Brossard - Porque para certas coisas não se deve (abolir). Em segundo lugar, queria abolir com o voto obrigatório. O voto não é obrigatório. Até porque, como podemos saber se um cidadão votou como os outros se o voto é secreto? É obrigatório comparecer e lá votar ou não votar. Porque ninguém pode obrigar alguém que não queira votar a votar, seja lá quem for. Por que isso? Porque tem muitos dizendo que não querem votar, têm raiva de político. Mas pode não votar, só tem que ir lá. Para celebrar que existe o Brasil, que existem instituições, representação. Porque, se não, se depois os representantes vão mal, você não pode reclamar, porque você não votou. Perder duas horas? Uma manhã? Acho que não é pedir demais. De modo que não espero muito, porque as condições foram muito diabolicamente desmanchadas através da facilidade.
JC – Ainda participa das atividades partidárias no PMDB?
Brossard – Não. Quando fui nomeado juiz do Supremo Tribunal Federal, a Constituição proíbe que o juiz de Direito exerça qualquer atividade partidária. Em tempos idos, inclusive aqui no Rio Grande, atuavam partidariamente. Quando me afastei, escrevi uma carta para Ulysses (Guimarães) dizendo que estava abandonando a política e analisando as condições, como eu via e tal. E depois que deixei o tribunal poderia reintegrar, mas não quis por várias razões, inclusive, por conta desse tempo decorrido, em que as coisas mudaram.

Perfil

Paulo Brossard de Souza Pinto, 89 anos, é natural de Bagé, onde completou o primário e o ginasial.
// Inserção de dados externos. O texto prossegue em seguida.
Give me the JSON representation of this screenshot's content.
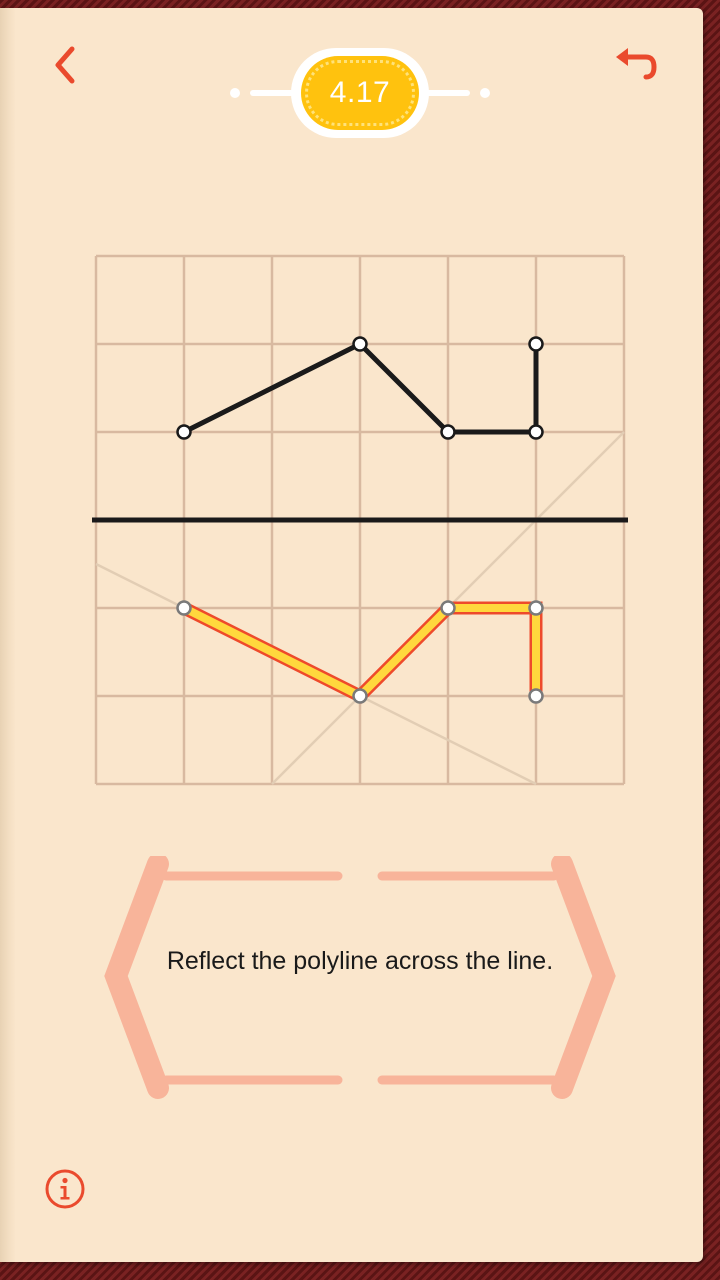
{
  "header": {
    "level": "4.17",
    "back_icon": "chevron-left-icon",
    "undo_icon": "undo-arrow-icon",
    "accent_color": "#ea4a2d",
    "badge_color": "#ffc20e"
  },
  "puzzle": {
    "grid": {
      "cols": 6,
      "rows": 6
    },
    "mirror_line": {
      "y": 3
    },
    "original_polyline": [
      [
        1,
        2
      ],
      [
        3,
        1
      ],
      [
        4,
        2
      ],
      [
        5,
        2
      ],
      [
        5,
        1
      ]
    ],
    "reflected_polyline": [
      [
        1,
        4
      ],
      [
        3,
        5
      ],
      [
        4,
        4
      ],
      [
        5,
        4
      ],
      [
        5,
        5
      ]
    ],
    "guide_lines": [
      [
        [
          0,
          3.5
        ],
        [
          5,
          6
        ]
      ],
      [
        [
          2,
          6
        ],
        [
          6,
          2
        ]
      ]
    ],
    "colors": {
      "grid": "#d8b9a0",
      "line": "#1a1a1a",
      "fill": "#ffd83d",
      "stroke": "#ee4a2b"
    }
  },
  "instruction": {
    "text": "Reflect the polyline across the line."
  },
  "footer": {
    "info_icon": "info-icon"
  }
}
Na Capital, cursou o Pré-Jurídico (1941-1942) e ingressou na Faculdade de Direito de Porto Alegre, hoje parte da Ufrgs, colando grau em 1947. O interesse pela política vem desde cedo, tendo sido eleito deputado estadual pelo Partido Libertador em outubro de 1954, pouco antes de completar 30 anos. Reelegeu-se para as duas legislaturas seguintes, permanecendo na Assembleia até 1967. Foi líder do PL no Parlamento. No governo Ildo Meneghetti, exerceu o cargo de secretário do Interior e Justiça em 1964. Em 1966, foi eleito deputado federal pelo MDB (1967-1971). Elegeu-se senador para a legislatura de 1975-1983. Em 1978, nas eleições presidenciais, candidatou-se pelo MDB a vice de Euler Bentes. Foi nomeado ao STF em 1989 pelo então presidente José Sarney. Em 1991, foi eleito juiz do Tribunal Superior Eleitoral, assumindo a vice-presidência e a presidência do TSE. No STF, foi empossado vice-presidente em 1993.